Something I saw somewhere about cutting layers out from a software stack reminded me of something else that has been niggling me for a while. Most likely what I saw was someone talking about the Vishal Sikka keynote at SAP's TechEd conference, talking about SAP's HANA in-memory application server removing layers from the software stack.

SAP has been doing this layer-collapsing move a fair amount lately and I think this is attributable to their innovation push over the last few years. I think that's all good, though we'll see where it brings us. More on that later. But what niggles me is this idea that removing layers is always a good thing. Them there layers are actually doing something you know!

So what are layers? On the server side of a client-server (two layers right there) architecture we might be talking about database servers, application servers, and front-end rendering servers. In application the application space maybe we talk about model, view, controller architectures. Every system of any complexity has some sort of layering concept.

Why do these layers exist? What are they doing? Primarily lowering costs and allowing people to get their work done. Layers server as an abstraction, as a way to get work done within a layer without having to worry too much about what is going on outside of the layer. They are a protective bubble that allows me to do things like write this post or tweet without experiencing (increasingly) existential angst about how the bits are stored.

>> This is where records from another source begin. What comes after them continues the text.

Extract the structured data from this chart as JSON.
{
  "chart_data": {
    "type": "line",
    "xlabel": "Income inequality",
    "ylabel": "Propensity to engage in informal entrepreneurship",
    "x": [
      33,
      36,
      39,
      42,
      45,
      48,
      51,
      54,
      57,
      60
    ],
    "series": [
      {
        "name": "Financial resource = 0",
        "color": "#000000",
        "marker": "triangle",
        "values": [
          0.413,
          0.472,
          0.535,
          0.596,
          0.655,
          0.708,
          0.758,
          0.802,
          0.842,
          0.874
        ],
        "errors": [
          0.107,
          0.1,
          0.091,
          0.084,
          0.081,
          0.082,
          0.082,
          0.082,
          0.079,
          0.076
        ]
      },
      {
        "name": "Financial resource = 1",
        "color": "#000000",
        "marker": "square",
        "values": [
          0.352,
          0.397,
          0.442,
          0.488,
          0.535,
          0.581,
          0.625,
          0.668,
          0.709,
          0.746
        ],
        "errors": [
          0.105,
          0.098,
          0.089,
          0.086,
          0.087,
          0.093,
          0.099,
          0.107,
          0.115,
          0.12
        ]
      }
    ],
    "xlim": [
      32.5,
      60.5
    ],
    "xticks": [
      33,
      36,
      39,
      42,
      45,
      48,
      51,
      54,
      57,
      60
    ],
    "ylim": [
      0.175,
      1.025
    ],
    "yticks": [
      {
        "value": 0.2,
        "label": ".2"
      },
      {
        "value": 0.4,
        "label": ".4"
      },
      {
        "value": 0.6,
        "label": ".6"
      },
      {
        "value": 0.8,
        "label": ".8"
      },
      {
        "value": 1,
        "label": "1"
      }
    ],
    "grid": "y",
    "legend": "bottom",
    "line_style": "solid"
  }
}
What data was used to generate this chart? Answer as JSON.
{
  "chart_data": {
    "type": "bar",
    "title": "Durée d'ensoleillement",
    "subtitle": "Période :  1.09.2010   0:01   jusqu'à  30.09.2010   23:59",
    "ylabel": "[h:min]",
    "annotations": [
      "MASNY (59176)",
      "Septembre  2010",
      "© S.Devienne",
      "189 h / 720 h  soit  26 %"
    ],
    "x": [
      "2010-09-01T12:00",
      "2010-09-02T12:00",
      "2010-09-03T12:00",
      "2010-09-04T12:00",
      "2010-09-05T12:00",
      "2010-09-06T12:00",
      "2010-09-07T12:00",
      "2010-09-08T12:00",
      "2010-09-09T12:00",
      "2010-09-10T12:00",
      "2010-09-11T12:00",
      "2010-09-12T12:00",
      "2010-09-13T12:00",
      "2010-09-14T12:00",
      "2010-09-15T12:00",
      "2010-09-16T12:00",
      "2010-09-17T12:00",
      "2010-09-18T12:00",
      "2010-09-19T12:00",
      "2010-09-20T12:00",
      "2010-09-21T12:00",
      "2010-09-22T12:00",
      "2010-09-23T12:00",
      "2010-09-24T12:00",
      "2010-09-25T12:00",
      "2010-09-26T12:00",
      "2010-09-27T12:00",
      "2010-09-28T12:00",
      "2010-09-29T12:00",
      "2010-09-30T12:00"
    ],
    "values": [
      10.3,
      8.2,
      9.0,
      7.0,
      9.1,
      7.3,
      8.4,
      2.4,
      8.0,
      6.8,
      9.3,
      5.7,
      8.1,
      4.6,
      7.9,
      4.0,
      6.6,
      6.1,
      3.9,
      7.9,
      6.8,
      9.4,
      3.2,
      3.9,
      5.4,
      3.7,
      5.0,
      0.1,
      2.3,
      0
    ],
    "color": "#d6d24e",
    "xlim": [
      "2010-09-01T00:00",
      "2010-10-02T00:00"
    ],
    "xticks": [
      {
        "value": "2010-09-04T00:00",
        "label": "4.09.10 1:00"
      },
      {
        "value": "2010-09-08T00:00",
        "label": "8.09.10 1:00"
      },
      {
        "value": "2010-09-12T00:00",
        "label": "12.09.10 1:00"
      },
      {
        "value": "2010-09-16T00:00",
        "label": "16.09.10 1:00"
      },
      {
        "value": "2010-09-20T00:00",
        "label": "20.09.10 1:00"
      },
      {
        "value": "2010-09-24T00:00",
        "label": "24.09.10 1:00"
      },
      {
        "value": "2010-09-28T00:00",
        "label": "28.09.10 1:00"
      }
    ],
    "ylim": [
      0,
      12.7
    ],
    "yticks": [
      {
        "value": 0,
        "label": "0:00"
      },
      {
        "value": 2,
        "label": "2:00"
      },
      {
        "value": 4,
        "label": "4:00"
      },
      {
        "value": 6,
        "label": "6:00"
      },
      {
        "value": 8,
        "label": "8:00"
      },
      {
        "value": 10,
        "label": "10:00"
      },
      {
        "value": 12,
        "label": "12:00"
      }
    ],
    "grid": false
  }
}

Yes, layers look really complex when viewed from a systems perspective, but that is usually because they are codifying an incredibly complex system into a form that we can actually comprehend. Layers force structure onto a system in order to make spaces where complexity is hidden and people can live and work.

Which brings us to the point that it's not really about what is in the layers so much as it is about the transitions between the layers - those shields that create the spaces where actual work and life gets done. Transitions between layers are interfaces of some sort. They are negotiated ways for layers to talk to each other. In programs, these are called APIs. In real life, this is called bureacracy.

APIs and bureacracy share a few things in common:

  • They have lots of rules about who you have to talk to and how you have to talk to them
  • Everyone thinks they are terribly designed
  • They're usually pretty slow compared to going "straight to the source"
  • If they didn't exist and everyone went "straight to the source" then there would be total chaos

In short, everyone hates them but nothing would get done without them.

Sometimes, layers outlive their usefulness and those who hate them overwhelm the inherent inertia of mass acceptance. When this happens in technology, it's a "technical revolution". When it happens to companies, it's a "reorganization". And when it happens to governments, it's a real "revolution.

Here's the thing: Revolutions are pretty nasty affairs.

In the political sphere, lots of people die. In the industrial sphere, people lose their jobs. And in technology people experience angst about bits.

Seriously, there have been a ton of questions about how HANA persists data. People are literally experiencing angst over how their bits are stored.

So, I know that tearing apart layers is sometimes necessary in order to get past some institutionalized road-blocks that have outlived their usefulness. Just remember that those layers you just ripped through actually were doing something useful.